Die MRT-Befunde und die Technik der Prostatabiopsie sollten deshalb bei der Beurteilung von Biopsieergebnissen berücksichtigt werden, stellen die Autoren der Studie fest. Verglichen wurde die MRT-gesteuerte Methode mit den Ergebnissen der ultraschall-geführten Gewebeuntersuchung. 
 
Die Befunde von 50 Patienten mit einem diagnostizierten Prostatakarzinom bildeten die Grundlagen der Studie. Verglichen wurden die Werte des Gleason Score - sie werden zur feingeweblichen Beurteilung des Prostatakrebses herangezogen -  der MRT-gesteuerten Biopsie mit denen der postoperativen Befunde. 
 
Eine Übereinstimmung im Gleason Score gab es bei 66 Prozent der Patienten. Das ist höher als in den meisten Ultraschallstudien, bei denen acht und mehr Stanzproben entnommen werden. Ein Höherstufen (Upgrading) wurde bei 30 Prozent der Patienten vorgenommen, ein Herunterstufen (Downgrading) bei vier Prozent. Ein signifikantes Upgrading des Gleason Score vom Wert 6 auf  den Wert 7 ergab sich nur bei acht Patienten.
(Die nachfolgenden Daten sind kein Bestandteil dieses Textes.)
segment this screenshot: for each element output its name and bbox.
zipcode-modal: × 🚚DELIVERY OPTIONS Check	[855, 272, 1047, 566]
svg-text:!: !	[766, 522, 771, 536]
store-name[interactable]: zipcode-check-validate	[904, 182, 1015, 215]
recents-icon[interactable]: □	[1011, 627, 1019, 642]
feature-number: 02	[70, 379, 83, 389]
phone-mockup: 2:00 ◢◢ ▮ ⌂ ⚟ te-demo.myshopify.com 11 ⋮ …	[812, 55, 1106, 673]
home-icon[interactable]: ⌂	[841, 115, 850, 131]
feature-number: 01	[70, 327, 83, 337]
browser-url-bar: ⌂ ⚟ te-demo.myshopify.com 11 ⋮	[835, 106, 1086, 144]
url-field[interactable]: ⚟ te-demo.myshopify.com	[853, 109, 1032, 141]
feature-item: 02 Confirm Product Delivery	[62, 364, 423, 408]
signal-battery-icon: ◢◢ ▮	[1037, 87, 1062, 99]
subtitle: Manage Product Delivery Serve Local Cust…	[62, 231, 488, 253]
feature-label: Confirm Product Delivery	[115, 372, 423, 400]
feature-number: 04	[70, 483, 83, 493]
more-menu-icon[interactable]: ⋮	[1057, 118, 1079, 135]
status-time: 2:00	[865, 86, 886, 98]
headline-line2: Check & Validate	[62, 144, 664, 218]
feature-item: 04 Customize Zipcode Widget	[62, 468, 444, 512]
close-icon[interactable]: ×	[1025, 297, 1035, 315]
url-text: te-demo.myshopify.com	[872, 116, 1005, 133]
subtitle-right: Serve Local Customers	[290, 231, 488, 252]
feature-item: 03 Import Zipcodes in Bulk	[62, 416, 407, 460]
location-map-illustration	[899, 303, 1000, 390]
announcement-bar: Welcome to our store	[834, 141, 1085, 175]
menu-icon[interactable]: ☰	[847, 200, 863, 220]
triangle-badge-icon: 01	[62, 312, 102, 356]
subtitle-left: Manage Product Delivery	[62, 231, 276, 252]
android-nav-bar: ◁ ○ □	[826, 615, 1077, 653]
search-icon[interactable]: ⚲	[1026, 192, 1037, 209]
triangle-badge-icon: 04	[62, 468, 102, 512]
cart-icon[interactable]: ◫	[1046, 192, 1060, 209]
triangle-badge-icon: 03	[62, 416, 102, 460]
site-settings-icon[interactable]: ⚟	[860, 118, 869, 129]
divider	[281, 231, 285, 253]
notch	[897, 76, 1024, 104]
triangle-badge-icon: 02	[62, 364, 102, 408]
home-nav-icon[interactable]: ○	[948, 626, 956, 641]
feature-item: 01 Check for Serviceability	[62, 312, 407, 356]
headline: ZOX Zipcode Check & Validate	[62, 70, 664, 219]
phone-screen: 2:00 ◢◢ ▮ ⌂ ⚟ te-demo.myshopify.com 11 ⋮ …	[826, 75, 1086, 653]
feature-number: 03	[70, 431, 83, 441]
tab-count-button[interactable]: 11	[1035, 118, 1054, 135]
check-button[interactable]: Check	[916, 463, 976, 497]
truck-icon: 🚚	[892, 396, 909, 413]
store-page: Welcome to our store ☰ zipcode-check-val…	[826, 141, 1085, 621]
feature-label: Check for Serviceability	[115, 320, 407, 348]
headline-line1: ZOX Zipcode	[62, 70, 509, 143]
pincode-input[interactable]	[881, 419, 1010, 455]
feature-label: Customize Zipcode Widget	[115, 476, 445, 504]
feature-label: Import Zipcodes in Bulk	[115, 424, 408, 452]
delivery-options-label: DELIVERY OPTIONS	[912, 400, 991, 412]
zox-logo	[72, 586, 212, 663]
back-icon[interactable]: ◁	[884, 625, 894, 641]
Das Höherstufen des Gleason Score überschritt bei der Studie zudem nie mehr als eine Stufe - anders als in Ultraschallstudien.
 
Nach der chirurgischen Entfernung der Prostata (Prostatektomie) wurde ein Gleason Score von 6 (das entspricht einem klinisch nicht signifikanten Tumor) bei nur 20 Prozent der Patienten gefunden – dies ist deutlich niedriger als in den meisten Ultraschallstudien. Im Mittel wurden vier Proben entnommen, dabei waren im Mittel zwei Proben positiv.
 
Die Autoren kommen zu dem Schluss, dass die Genauigkeit der ultraschall-geführten Biopsie limitiert ist, gleichzeitig ist die Diagnose nicht signifikanter Tumoren mit einem Gleason Score, der kleiner als der Wert 6 ist, häufig, wenn eine hohe Anzahl von Stanzproben genommen wird. Interessant ist in diesem Zusammenhang die Bedeutung der gezielten MRT-Biopsie mit einer nur begrenzten Anzahl von Stanzproben.
 
Die Schlussfolgerung: Die MRT-Befunde und die Technik der Prostatabiopsie sollten bei der Beurteilung von Biopsieergebnissen berücksichtigt werden. Die MRT-gesteuerte Prostatabiopsie erlaubt im Vergleich zur Literatur eine gute Genauigkeit des Gleason Scores in Bezug auf die postoperative Untersuchung der Gewebeproben, stellen die Autoren fest. Zudem ist nur eine begrenzte Anzahl von Stanzen ausreichend, um diese Ergebnisse zu erreichen. Ein Höherstufen des Tumors durch die MRT-gesteuerte Prostatabiopsie überschreitet nie mehr als eine Stufe im Gleason-Score.